Ela ressalta que a preferência por bebês é predominante. São 36.437 pessoas interessadas em adotar uma criança, mas 83% das crianças têm acima de 10 anos e apenas 2,7% dos pretendentes aceitam adotar acima dessa faixa etária, segundo cálculos do Conselho Nacional de Justiça. “É um fenômeno que ocorre com frequência e contribui para a demora no processo, já que a oferta de bebês disponíveis para adoção é menor em comparação com crianças mais velhas”, acrescenta Maffeis.
Ademais, o cenário de lentidão e burocracia acaba levando ao envelhecimento das crianças nos abrigos e dificultando a concretização dos procedimentos adotivos, pois quanto maior a idade, menor é a chance de adoção.
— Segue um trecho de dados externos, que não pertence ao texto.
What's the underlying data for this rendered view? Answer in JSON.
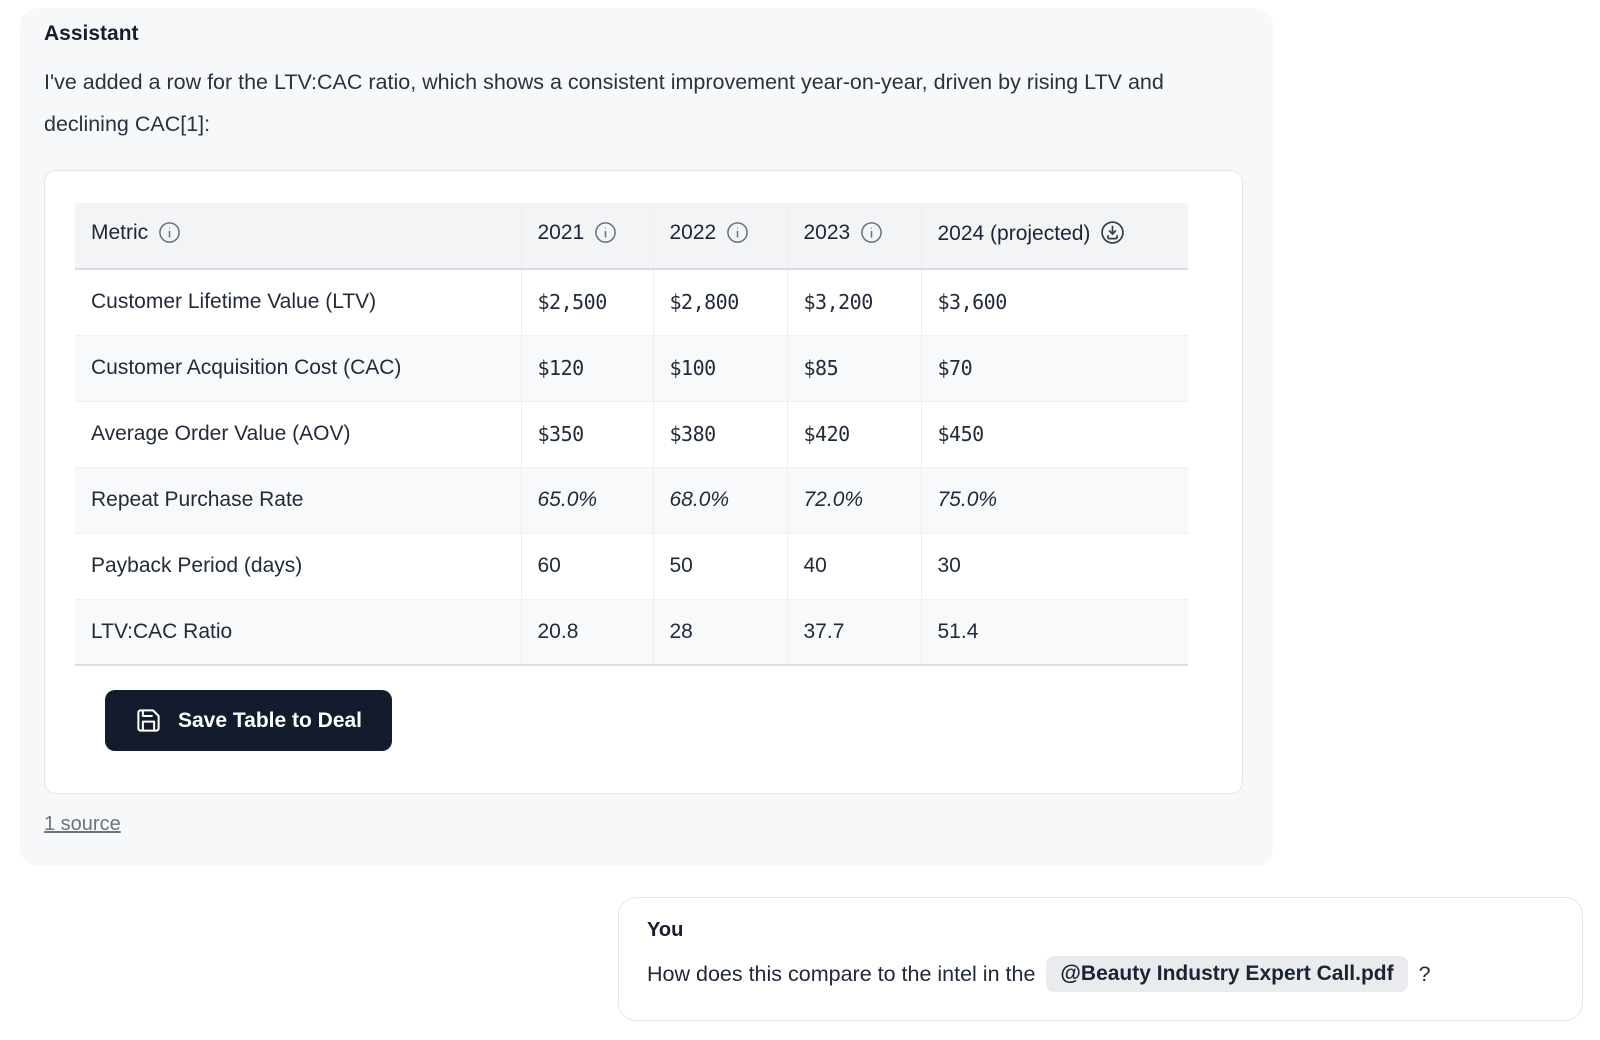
{
  "assistant": {
    "role_label": "Assistant",
    "message": "I've added a row for the LTV:CAC ratio, which shows a consistent improvement year-on-year, driven by rising LTV and declining CAC[1]:",
    "save_button_label": "Save Table to Deal",
    "save_button_icon": "floppy-disk",
    "sources_label": "1 source"
  },
  "table": {
    "columns": [
      {
        "label": "Metric",
        "icon": "info"
      },
      {
        "label": "2021",
        "icon": "info"
      },
      {
        "label": "2022",
        "icon": "info"
      },
      {
        "label": "2023",
        "icon": "info"
      },
      {
        "label": "2024 (projected)",
        "icon": "download"
      }
    ],
    "rows": [
      {
        "metric": "Customer Lifetime Value (LTV)",
        "values": [
          "$2,500",
          "$2,800",
          "$3,200",
          "$3,600"
        ],
        "value_style": "mono"
      },
      {
        "metric": "Customer Acquisition Cost (CAC)",
        "values": [
          "$120",
          "$100",
          "$85",
          "$70"
        ],
        "value_style": "mono"
      },
      {
        "metric": "Average Order Value (AOV)",
        "values": [
          "$350",
          "$380",
          "$420",
          "$450"
        ],
        "value_style": "mono"
      },
      {
        "metric": "Repeat Purchase Rate",
        "values": [
          "65.0%",
          "68.0%",
          "72.0%",
          "75.0%"
        ],
        "value_style": "italic"
      },
      {
        "metric": "Payback Period (days)",
        "values": [
          "60",
          "50",
          "40",
          "30"
        ],
        "value_style": "plain"
      },
      {
        "metric": "LTV:CAC Ratio",
        "values": [
          "20.8",
          "28",
          "37.7",
          "51.4"
        ],
        "value_style": "plain"
      }
    ]
  },
  "user": {
    "role_label": "You",
    "message_prefix": "How does this compare to the intel in the",
    "attachment_chip": "@Beauty Industry Expert Call.pdf",
    "message_suffix": "?"
  },
  "colors": {
    "assistant_card_bg": "#f7f8fa",
    "table_header_bg": "#f3f4f6",
    "table_alt_row_bg": "#f8f9fb",
    "save_button_bg": "#141b2d",
    "chip_bg": "#e9ebef",
    "text_dark": "#1d2636",
    "muted_link": "#6b7280"
  }
}
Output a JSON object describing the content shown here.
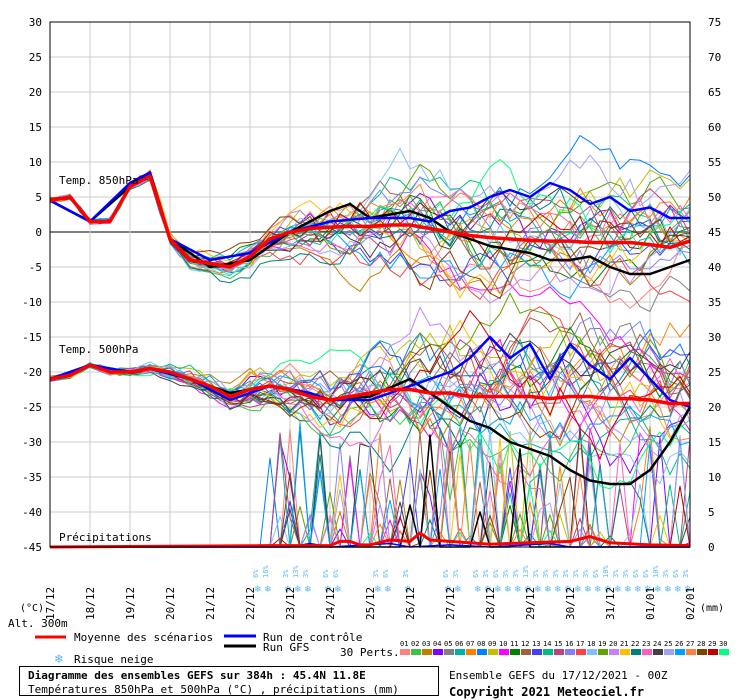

A situação é complexa, e o Poder Judiciário do Estado de São Paulo tem algumas propostas no Congresso para melhorar e acelerar o processo de adoção, como, por exemplo, uma cláusula que estipula o prazo máximo de um ano para a conclusão do procedimento de adoção, depois de iniciado o estágio de convivência. Outro projeto aguardando análise define punições aos adotantes que desistem da guarda para fins de adoção ou devolvem a criança ou o adolescente depois do trânsito em julgado da sentença de adoção.